A few years ago, that's how I thought, too. However, I've moved on.
Sure we need to tell people, don't do X when it is necessary, but I
think human nature works better when ideas are framed in a positive
way. Certainly with business types who don't (yet) understand risk
properly. Read this:
http://www.asktog.com/columns/047HowToWriteAReport.html
I write many reports which occasionally detail pretty bad news for
the recipients. Typically, they are not technical people (nor
necessarily should they be - well-written reports should be
understandable by lay people). Tog's essay was an eye opener for me
and I wish I'd read it sooner. With my more positive approach, I'm
getting greater traction and things are getting fixed. Before, they'd
often go "it's all too hard, we accept this risk, next!"
I strongly believe we are here to enable secure business, not get in
the way. Too many security folks* forget that we exist to make sure
that ordinary folks don't lose money, don't see their details lost to
identity thieves, and don't lose privacy. "Thou Shalt Not ..." lists
don't really work in this "enable secure business" ideology.

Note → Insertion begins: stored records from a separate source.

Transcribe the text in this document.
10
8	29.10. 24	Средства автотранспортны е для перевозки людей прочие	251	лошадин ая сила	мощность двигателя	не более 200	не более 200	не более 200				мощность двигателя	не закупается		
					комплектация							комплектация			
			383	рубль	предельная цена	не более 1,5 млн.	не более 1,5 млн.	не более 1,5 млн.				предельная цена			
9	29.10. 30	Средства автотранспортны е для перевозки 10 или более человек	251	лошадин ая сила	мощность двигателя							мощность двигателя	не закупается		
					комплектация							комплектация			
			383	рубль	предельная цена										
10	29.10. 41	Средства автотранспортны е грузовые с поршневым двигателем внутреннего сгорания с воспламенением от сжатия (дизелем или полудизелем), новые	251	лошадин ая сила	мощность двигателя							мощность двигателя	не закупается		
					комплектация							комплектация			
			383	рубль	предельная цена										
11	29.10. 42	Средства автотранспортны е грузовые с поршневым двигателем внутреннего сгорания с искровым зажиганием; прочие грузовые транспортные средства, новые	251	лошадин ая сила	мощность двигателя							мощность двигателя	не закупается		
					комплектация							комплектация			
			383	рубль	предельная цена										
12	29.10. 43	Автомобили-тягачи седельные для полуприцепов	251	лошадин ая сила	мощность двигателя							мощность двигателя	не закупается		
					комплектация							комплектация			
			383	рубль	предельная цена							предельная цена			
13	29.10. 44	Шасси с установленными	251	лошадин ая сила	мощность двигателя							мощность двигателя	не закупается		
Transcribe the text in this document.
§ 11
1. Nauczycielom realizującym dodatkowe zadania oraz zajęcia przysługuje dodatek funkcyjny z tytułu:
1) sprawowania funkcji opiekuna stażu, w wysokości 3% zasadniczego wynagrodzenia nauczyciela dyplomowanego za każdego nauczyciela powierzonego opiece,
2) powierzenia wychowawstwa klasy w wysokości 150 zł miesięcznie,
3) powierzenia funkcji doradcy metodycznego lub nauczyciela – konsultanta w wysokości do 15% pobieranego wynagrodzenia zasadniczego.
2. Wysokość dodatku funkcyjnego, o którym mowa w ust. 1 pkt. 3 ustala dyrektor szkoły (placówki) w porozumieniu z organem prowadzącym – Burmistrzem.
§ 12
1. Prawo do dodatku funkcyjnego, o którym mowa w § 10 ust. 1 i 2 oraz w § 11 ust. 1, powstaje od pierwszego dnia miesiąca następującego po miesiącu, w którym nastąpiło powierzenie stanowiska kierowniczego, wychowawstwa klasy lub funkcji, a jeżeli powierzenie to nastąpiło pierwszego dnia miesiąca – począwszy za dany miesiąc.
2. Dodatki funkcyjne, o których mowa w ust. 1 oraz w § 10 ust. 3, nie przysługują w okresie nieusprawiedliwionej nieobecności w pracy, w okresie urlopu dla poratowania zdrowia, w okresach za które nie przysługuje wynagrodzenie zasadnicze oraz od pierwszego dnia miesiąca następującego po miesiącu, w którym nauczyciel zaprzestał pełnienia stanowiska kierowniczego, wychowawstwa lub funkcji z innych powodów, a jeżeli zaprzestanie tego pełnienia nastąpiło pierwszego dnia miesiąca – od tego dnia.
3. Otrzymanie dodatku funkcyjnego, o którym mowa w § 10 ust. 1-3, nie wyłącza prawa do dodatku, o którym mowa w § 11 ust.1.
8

That's why the Guide has moved from negative titles to positive or
neutral titles. I've tried as hard as I can do phrase the issue in
terms of "This is the business reason why we check for this issue.
Check X. Do Y", rather than say "Faulty authorization. Don't do X.
It's bad. M'kay?".
Only a few times I resorted to "don't do X" when it was truly
unavoidable and that's a few times too many. Hopefully, by Guide 2.1
I can make it even more positive.
Andrew
* But then again, many people in the security field are into the
power trip thing and actually help to abuse privacy, but that's a
different conversation for another day.